Show your support for Rasmea

June 10, 2014

Alan Maass reports on plans for a show of solidarity for a Palestinian-American leader.

SUPPORTERS OF Rasmea Yousef Odeh, the Palestinian-American community activist who will be put on trial on trumped-up allegations of immigration fraud, are planning a national call-in day for Tuesday, June 10, to demand that the federal prosecutor drop all charges against her.

Lawyers for Odeh report that they were notified by Judge Paul Borman that her trial date had been moved forward from October 21 to September 2. "This gives us six less weeks to organize to support Rasmea, but we'll be ready nonetheless," Zena Ozeir, one of the coordinators of the Rasmea Defense Committee, said in a statement. "With mobilization from Chicago, Indiana, Minnesota, Michigan, and all parts Midwest, we will fill the courtroom every day of the trial."

Odeh was arrested at her home in the Chicago suburbs last October by Department of Homeland Security agents. Authorities claim that Odeh failed to disclose a conviction--nearly half a century ago by an Israeli military court--on her U.S. citizenship application.

Rasmea Odeh
Rasmea Odeh

In 1969, Odeh was put on trial for alleged membership in the Popular Front for the Liberation of Palestine and a supposed connection to two bombings in Jerusalem. Odeh maintains she was tortured into confessing to the false charges--in the documentary film Women in Struggle, Odeh recounted being sexually humiliated and threatened with rape at the hands of Israeli soldiers. After spending 10 years in prison, she was released as part of a prisoner exchange.

Given the systematic denial of Palestinian rights by Israeli authorities, conviction by a military kangaroo court is proof of nothing. Roughly 20 percent of Palestinians living in Gaza and the West Bank have ended up in an Israeli prison at one time or another.

But this is exactly why the federal government is targeting her now. According to an FBI press release, Odeh's conviction on so-called terrorism charges would have been sufficient reason to deny her citizenship application in 2004.

The arrest of the 66-year-old Odeh is all the more outrageous given her history as a community advocate. Having come to the U.S. as a lawyer in 1995 and gained citizenship in 2004, Odeh is known in the Chicago area for her work with the Arab American Action Network, a community group that offers literacy programs, domestic violence prevention and other programs to empower the Arab American community. Last year, the Chicago Cultural Alliance gave Odeh an award for her work in support of immigrant women.

What you can do

Supporters of Rasmea Odeh should participate in the National Call-in Day on June 10. From 9 a.m. to 5 p.m. EDT, call U.S. Attorney Barbara McQuade at 313-226-9100 or 313-226-9501 and demand that federal prosecutors drop the charges immediately.

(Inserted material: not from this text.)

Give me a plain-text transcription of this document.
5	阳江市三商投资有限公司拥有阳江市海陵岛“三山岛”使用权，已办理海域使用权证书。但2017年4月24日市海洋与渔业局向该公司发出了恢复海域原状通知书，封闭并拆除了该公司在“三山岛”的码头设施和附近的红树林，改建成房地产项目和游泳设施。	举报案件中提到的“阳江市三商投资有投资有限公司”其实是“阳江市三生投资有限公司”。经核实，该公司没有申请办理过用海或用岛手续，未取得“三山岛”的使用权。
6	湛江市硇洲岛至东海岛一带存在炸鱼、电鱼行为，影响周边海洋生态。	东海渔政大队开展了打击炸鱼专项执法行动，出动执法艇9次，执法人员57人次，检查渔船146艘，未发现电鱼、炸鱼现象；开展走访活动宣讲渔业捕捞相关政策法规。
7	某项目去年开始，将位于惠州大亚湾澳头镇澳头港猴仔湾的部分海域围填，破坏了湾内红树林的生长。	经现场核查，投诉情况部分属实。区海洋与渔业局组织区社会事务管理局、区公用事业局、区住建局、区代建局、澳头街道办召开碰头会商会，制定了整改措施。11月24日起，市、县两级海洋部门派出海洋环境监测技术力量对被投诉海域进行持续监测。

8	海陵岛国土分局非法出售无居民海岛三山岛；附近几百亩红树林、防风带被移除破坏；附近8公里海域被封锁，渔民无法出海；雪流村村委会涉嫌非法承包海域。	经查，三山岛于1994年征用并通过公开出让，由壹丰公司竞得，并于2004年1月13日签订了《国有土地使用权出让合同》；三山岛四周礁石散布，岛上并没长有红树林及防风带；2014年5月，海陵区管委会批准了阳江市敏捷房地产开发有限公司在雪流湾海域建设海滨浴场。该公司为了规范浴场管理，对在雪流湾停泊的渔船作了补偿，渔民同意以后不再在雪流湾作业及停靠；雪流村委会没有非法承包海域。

For updated information and to learn more about Rasmea's case, visit the U.S. Palestinian Community Network website.

Odeh's arrest is one more face of the U.S. government's persecution of Arabs and Muslims as part of the "war on terror." The same federal prosecutors who have targeted her headed up the case against the Holy Land Foundation, once the largest Islamic charity in the U.S. before a Bush administration order shut it down, and the grand jury investigation into 23 left-wing activists in the Midwest.

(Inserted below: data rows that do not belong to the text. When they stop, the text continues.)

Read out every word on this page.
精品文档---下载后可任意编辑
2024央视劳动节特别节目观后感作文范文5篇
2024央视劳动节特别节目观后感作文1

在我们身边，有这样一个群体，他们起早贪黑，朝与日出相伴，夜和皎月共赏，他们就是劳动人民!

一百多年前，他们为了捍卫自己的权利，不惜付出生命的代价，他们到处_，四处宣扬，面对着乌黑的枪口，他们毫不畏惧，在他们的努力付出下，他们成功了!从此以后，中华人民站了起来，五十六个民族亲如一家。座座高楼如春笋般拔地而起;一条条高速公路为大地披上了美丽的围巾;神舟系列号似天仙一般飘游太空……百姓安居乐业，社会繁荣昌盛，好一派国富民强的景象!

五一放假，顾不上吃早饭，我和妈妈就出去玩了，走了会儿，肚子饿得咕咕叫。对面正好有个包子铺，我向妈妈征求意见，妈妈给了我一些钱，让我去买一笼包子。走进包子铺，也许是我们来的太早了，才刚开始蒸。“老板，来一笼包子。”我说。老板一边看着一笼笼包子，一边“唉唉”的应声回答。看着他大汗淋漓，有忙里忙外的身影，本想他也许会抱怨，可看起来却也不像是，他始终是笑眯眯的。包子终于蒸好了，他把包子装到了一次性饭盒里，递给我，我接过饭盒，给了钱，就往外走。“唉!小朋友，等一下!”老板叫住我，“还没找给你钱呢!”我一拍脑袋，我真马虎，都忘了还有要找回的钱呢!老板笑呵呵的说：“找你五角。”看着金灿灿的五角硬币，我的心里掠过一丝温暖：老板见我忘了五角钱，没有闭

But Odeh's supporters intend to be heard. The call-in day protest on June 10 is directed at Barbara McQuade, U.S. Attorney for the Eastern District of Michigan. As the Rasmea Defense Committee stated in its suggested message to McQuade: "These charges are a political attack on her as an individual, and on the collective Palestinian, Arab, and Muslim communities across the U.S. I stand in unequivocal support of Rasmea and demand that these charges be dropped immediately!"